Pero Serena ya no lo escuchaba como antes. En su interior, las palabras eran ecos huecos. Lo veía como realmente era: un hombre atractivo, sí, pero vacío, infantil en su egoísmo, incapaz de dar lo que ella quería.

Y que ahora entendía, merecía.

Le di mi primera vez… El pensamiento la atravesó como un cuchillo. El recuerdo del engaño en su cama aún le revolvía el estómago. Y todo para descubrir que no valía nada para él.

Sintió asco, vergüenza… y, sobre todo, una determinación creciente.

Jamás volverás a tocarme. Jamás volverás a tenerme como una tonta a tus pies. Este es el último baile, Damian. El último. No seré una víctima cliché con la que puedas jugar.

Cuando la música se detuvo, Serena sonrió. Una sonrisa perfecta, encantadora, que confundió a Damian porque no era la de una mujer herida, sino la de alguien que ya había tomado una decisión irrevocable. Esperaba que le dijera algo por no haberla seguido cuando lo encontró en la cama o por la mujer entre sus piernas... Nada... Y eso lo desconcertó. En su confianza inmadura creyó que Serena lo dejaría pasar, como tantas otras cosas que le había hecho. Olvidar sus cumpleaños, dejarla plantada en una cita, no llegar a un compromiso por irse de fiesta con sus amigos... Ella siempre lo perdonaba. Sería igual esta vez.
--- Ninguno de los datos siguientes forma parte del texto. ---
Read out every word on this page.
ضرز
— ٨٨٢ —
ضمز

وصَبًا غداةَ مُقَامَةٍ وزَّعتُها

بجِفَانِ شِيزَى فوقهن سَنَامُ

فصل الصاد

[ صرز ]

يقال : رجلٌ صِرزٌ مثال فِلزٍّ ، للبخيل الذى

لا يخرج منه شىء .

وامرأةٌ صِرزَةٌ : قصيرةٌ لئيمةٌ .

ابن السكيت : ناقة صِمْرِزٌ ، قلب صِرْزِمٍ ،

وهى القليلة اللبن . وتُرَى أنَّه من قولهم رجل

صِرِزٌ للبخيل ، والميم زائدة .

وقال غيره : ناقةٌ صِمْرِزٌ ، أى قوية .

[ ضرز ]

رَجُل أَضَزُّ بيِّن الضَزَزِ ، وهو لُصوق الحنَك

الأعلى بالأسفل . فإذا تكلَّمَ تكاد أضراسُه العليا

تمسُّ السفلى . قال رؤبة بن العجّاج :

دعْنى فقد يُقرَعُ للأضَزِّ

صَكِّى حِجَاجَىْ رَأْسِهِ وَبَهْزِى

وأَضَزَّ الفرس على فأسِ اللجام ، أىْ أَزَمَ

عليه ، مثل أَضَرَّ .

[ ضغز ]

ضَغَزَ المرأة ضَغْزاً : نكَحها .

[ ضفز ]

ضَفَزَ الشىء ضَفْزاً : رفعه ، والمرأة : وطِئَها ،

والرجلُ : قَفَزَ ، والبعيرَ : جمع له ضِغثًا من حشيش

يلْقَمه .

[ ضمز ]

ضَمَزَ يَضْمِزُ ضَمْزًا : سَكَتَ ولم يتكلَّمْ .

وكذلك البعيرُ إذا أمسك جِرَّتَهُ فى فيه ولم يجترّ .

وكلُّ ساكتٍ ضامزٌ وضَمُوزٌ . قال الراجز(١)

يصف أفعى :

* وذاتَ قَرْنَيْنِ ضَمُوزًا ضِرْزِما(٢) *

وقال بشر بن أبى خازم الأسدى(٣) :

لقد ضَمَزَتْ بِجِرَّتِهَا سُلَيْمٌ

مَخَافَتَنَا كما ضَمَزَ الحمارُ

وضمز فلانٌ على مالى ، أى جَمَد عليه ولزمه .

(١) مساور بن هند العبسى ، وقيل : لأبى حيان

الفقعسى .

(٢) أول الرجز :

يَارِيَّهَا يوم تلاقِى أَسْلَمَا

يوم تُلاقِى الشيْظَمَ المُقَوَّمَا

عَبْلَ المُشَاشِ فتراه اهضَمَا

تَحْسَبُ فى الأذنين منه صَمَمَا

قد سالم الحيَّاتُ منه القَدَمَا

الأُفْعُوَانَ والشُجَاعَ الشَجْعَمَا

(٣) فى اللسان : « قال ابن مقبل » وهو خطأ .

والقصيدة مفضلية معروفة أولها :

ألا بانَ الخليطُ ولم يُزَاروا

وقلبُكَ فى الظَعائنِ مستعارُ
Él la afirmó de la cintura y la atrajo de regreso hacia él, satisfecho en su arrogancia.

- Baila conmigo de nuevo, Serena... Siempre hemos bailado bien juntos. - le dijo con coquetería.

Serena lo observó en silencio y lo siguió con la gracia que siempre había mostrado, pero por dentro, el capítulo ya estaba cerrado para ella.